Fog Creek Software
Discussion Board




When did booleans burn you?

Lighter topic!

I first got burned by booleans on an employment application processing app - several questions had yes/no checkboxes, so I implemented them with booleans.

Made it to beta before someone pointed out that "did not answer" and "unreadable" also needed to be options. So I had to rip out the plumbing and rework it.

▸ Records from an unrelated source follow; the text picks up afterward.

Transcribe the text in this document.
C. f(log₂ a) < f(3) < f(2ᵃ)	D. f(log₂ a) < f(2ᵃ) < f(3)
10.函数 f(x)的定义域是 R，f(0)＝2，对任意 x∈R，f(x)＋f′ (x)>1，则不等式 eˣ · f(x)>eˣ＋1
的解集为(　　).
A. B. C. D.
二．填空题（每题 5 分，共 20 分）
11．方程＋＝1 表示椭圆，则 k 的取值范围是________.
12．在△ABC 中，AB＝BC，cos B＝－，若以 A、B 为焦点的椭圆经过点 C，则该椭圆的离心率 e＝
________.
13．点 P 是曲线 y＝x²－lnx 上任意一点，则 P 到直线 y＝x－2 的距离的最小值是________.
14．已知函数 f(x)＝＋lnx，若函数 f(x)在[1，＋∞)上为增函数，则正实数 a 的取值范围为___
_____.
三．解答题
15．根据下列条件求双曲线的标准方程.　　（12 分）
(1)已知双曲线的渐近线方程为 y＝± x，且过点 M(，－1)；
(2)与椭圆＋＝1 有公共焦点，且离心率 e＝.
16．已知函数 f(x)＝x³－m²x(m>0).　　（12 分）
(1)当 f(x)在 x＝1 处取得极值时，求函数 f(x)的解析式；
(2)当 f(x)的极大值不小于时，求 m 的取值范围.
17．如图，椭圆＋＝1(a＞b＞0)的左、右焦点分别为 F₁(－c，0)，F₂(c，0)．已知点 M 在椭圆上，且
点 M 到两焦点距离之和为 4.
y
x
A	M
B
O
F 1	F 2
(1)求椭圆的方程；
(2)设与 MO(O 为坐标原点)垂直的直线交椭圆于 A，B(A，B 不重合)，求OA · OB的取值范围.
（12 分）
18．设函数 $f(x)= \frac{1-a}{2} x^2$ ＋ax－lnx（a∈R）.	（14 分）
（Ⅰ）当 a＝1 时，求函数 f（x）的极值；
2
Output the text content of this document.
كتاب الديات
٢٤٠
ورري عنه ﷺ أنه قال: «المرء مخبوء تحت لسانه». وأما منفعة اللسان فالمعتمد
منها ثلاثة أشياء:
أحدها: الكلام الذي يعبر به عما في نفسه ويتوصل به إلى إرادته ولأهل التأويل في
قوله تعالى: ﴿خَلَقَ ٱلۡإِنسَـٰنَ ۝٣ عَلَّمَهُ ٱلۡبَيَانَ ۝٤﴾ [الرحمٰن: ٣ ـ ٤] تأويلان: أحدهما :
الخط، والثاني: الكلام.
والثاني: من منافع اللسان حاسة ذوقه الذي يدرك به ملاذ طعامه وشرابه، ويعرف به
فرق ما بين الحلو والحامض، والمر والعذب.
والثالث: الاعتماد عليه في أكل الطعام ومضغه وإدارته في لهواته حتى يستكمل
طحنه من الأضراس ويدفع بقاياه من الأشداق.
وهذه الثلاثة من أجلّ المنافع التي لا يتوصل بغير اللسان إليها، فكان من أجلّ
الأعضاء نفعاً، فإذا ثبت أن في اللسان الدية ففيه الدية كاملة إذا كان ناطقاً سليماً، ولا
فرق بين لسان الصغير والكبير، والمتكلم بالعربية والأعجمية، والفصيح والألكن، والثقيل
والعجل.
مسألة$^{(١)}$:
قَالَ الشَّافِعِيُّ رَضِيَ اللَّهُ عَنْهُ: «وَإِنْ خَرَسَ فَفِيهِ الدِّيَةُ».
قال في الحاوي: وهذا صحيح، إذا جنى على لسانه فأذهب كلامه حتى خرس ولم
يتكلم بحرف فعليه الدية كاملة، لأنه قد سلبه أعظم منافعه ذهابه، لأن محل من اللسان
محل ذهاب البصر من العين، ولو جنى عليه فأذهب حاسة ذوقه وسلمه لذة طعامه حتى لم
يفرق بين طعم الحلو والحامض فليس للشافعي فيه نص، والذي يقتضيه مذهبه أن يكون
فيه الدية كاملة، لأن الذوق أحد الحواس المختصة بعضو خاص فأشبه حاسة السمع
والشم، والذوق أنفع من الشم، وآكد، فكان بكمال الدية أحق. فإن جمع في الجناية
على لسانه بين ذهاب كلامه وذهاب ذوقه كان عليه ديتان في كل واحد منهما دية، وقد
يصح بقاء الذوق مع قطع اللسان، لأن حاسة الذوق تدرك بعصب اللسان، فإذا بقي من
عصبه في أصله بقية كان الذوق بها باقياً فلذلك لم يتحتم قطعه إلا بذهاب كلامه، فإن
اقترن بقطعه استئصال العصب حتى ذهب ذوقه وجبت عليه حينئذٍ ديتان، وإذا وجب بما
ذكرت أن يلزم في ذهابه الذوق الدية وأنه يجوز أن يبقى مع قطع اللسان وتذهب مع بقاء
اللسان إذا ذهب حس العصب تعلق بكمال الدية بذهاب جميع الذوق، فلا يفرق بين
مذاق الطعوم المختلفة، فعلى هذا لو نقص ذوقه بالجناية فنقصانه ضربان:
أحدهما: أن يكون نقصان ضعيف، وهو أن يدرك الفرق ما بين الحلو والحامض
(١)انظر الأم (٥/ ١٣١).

I'm now very judicious with booleans (I generally avoid them) and *never* use them for user-interface data.

Philo

Philip Janus
Tuesday, March 04, 2003

Yeah I always ask myself of the requirement,

is there any chance the client will request
more options?
is the nature of this question so simple
that it can't possibility be asked in any
other way?
When I feel even the slightest doubt about
it I generally assign a value type that's a
reasonable over-kill--like

        tinyint in a database server like SQL
Server (1 byte, 128 value positive and
negative plus accounting for NULL values)
        or short int or byte (8 bits or 16bits
depending on the 32-bit programming language
you are using)
It's not an exact waste of space, unless
your program domain is on the scale of
millions of records or more.
If you start having problem you can always
encode lots of bit-wise answers into a
bitfield.
Waste a little, you deserve it :D

-- David

Li-fan Chen
Tuesday, March 04, 2003

In software engineering text you'll find
some mentioning of aliasing the type you
are using. Instead of using a type like
boolean and values like TRUE and FALSE
you go one level of indirection and pull a
structure or class.. or at the very least
create a simple type that points to some
other type.
So your type of boolean could point to a bit or a byte or whatever
And your own version of TRUE and FALSE could point to true and false, 1, 0, YES, NO , doesn't matter

Li-fan Chen
Tuesday, March 04, 2003

I would think a UI with two checkboxes "yes" and "no" should have been designed with radio buttons.  It guarantees an answer as one of them is always a default.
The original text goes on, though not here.